The results suggest that, in most of the countries studied, having more transfer recipients and correspondingly fewer non-recipients, or more recipients of small or medium-sized transfers, would reduce wealth inequality modestly. This reflects the fact that those transfer recipients were more concentrated around the middle of the wealth distribution than non-recipients. In contrast, increasing the proportion of recipients of large transfers generally increased overall wealth inequality. 

These findings reinforce the notion that the overall effect of intergenerational wealth transfers may be equalising but highlights a crucial heterogeneity in impact, depending on the size of the transfers, that has not been recognised in the previous literature. This analysis is descriptive and static; it does not attempt to identify causal or general equilibrium impacts but is nonetheless informative.

Taxing intergenerational wealth transfers

The policy implications, most obviously for taxation of wealth transfers, are significant. The dis-equalising impact of large transfers – in terms of overall wealth inequality – reinforces the notion that strengthening the capacity to effectively tax such transfers has to be a key element in reforming capital transfer taxes. 

The wealth transfer tax systems in operation in the countries we studied vary widely, including whether taxes are levied on the estate of the deceased or the beneficiaries, how bequests versus gifts are treated, and how thresholds, allowances, and exemptions function, over and above the more easily compared headline marginal rates of tax. 
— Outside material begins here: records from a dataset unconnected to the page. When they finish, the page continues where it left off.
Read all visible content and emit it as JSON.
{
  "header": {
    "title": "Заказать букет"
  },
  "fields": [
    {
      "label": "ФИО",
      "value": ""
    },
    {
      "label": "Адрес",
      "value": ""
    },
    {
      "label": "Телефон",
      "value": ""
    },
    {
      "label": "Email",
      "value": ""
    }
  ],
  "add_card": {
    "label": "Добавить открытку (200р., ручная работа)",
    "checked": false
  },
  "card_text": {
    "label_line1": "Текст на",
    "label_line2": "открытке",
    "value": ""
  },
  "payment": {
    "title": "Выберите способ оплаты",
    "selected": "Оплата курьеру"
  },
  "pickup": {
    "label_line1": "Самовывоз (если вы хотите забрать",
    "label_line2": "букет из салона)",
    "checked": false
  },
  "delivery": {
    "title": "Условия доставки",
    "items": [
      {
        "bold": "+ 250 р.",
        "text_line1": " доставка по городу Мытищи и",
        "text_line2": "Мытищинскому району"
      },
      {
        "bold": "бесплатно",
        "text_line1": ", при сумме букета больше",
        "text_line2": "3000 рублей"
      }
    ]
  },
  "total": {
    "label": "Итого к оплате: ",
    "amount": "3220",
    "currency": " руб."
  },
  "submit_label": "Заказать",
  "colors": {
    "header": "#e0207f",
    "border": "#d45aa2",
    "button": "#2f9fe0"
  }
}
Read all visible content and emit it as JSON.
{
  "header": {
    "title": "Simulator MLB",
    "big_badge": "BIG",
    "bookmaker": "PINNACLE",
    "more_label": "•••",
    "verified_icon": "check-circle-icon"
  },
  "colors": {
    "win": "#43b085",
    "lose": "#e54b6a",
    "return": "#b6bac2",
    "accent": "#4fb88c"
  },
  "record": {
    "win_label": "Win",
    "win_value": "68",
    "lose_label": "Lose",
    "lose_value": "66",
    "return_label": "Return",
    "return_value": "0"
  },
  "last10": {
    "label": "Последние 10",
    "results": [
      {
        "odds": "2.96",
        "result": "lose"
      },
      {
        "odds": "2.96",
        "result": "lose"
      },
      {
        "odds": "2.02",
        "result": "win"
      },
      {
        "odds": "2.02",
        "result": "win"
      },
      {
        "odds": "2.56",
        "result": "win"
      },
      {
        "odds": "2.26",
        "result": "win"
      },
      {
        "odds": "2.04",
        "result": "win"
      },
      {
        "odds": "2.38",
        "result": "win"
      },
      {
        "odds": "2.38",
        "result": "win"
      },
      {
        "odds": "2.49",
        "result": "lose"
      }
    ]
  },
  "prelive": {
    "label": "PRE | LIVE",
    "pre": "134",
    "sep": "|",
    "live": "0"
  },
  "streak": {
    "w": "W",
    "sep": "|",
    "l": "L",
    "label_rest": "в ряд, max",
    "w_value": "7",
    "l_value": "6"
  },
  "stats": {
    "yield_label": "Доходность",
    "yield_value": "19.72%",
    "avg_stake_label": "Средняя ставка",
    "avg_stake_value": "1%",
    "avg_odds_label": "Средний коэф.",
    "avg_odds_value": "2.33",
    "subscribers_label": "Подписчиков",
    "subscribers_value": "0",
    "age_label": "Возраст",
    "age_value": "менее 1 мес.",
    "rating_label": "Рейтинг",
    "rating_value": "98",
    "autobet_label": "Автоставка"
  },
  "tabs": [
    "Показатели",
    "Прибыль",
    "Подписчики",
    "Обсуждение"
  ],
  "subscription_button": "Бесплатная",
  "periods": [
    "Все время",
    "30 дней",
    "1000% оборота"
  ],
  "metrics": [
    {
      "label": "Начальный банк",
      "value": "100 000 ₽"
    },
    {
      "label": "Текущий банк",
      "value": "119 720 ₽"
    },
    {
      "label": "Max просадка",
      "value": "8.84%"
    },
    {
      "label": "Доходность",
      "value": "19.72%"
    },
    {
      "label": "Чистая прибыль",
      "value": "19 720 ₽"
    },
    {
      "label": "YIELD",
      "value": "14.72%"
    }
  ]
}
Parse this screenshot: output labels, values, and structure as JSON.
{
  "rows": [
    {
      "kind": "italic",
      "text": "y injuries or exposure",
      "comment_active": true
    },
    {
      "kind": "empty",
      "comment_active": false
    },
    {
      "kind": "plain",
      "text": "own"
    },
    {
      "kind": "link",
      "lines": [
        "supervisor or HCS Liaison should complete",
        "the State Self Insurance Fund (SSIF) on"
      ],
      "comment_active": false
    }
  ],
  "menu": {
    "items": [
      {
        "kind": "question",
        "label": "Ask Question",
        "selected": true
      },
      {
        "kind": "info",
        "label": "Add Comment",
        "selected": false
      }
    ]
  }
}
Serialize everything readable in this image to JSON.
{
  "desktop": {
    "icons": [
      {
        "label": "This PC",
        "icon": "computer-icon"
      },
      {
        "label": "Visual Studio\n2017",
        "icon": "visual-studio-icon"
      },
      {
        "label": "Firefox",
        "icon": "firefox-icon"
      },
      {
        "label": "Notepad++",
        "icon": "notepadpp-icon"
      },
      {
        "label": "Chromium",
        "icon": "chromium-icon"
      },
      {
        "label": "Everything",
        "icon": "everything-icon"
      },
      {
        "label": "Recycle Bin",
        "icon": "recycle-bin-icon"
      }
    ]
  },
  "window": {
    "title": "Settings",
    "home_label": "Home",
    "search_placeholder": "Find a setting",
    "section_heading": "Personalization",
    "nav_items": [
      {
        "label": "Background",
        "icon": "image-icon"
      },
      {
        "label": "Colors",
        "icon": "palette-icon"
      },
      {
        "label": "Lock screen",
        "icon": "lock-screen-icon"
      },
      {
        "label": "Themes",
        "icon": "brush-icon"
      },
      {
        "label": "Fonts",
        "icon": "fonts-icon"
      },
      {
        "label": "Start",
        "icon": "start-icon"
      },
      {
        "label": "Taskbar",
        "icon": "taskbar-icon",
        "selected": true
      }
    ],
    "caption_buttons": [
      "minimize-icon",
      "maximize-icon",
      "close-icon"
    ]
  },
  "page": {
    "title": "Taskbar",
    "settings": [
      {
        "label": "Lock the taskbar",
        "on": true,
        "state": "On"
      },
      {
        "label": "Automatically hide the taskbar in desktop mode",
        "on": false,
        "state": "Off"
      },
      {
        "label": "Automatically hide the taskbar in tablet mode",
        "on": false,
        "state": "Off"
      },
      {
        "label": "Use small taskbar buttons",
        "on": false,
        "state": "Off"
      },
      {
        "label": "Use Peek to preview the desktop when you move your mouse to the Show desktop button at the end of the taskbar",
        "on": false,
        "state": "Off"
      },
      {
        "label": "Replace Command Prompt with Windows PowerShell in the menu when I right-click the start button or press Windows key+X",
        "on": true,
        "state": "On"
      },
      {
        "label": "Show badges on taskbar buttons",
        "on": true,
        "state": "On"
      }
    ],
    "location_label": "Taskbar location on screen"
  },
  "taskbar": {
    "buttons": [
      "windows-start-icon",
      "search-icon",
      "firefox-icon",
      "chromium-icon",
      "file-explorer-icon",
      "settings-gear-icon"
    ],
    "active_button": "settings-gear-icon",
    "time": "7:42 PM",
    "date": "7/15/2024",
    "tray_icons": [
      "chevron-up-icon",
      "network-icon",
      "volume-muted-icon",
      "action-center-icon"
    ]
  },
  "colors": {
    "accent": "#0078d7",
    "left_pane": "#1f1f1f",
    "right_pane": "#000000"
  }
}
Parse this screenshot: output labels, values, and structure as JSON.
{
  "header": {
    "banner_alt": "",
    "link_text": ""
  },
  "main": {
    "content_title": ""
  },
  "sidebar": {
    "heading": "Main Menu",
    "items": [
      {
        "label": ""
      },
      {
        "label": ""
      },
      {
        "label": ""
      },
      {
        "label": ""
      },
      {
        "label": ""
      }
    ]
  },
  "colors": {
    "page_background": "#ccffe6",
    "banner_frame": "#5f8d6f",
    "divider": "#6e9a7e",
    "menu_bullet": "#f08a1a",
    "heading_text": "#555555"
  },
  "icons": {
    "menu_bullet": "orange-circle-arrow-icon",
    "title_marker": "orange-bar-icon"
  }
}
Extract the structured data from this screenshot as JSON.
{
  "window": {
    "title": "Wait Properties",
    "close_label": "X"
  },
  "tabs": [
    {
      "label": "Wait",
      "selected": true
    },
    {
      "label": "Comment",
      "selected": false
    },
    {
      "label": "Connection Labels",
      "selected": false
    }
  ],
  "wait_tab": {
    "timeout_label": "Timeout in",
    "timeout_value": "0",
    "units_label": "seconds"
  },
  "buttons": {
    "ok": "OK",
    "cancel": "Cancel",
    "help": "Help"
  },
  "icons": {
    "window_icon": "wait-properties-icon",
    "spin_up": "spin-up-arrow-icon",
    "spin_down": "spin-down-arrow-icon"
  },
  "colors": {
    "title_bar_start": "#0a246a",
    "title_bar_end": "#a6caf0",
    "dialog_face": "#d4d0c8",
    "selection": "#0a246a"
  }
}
It is difficult to detect the clear effects of the differences in tax systems on the patterns of intergenerational transfers across countries given all the other differences among them. However, some studies have linked changes in transfer behaviour over time to changes in tax treatment. 

The case for moving towards a lifetime capital acquisitions tax for gifts and inheritances can be convincingly made purely in terms of fairness and efficiency. While this also has the potential to reduce the role these transfers play in generating wealth inequality, its equalizing effect could be considerably enhanced if combined with direct wealth endowments to all young people along the lines proposed by Atkinson (2015), Milanovic (2019), and on the most ambitious scale by Piketty (2019).

Authors’ note: This research was supported by the Nuffield Foundation but the views expressed are those of the authors.


Atkinson, A B (2015), Inequality: What can be done? Cambridge MA: Harvard University Press.

Boserup, S, W Kopczuk and C Kreiner (2016), “Wealth inequality: Evidence from the role of bequests in shaping wealth inequality”, American Economic Review 106(5): 656–61.

Elinder, M, O Erixson and D Waldenström (2018), “Inheritance and wealth inequality: Evidence from population registers”, Journal of Public Economics 165: 17–30.

Milanovic, B (2019), Capitalism, alone. Cambridge MA: Harvard University Press.

Nolan, B, J C Palomino, P Van Kerm and S Morelli (2020), “The wealth of families: The intergenerational transmission of wealth in Britain in comparative perspective”, Nuffield Foundation and INET at the Oxford Martin School.

Piketty, T (2019), Capital and ideology, Cambridge MA: Harvard University Press.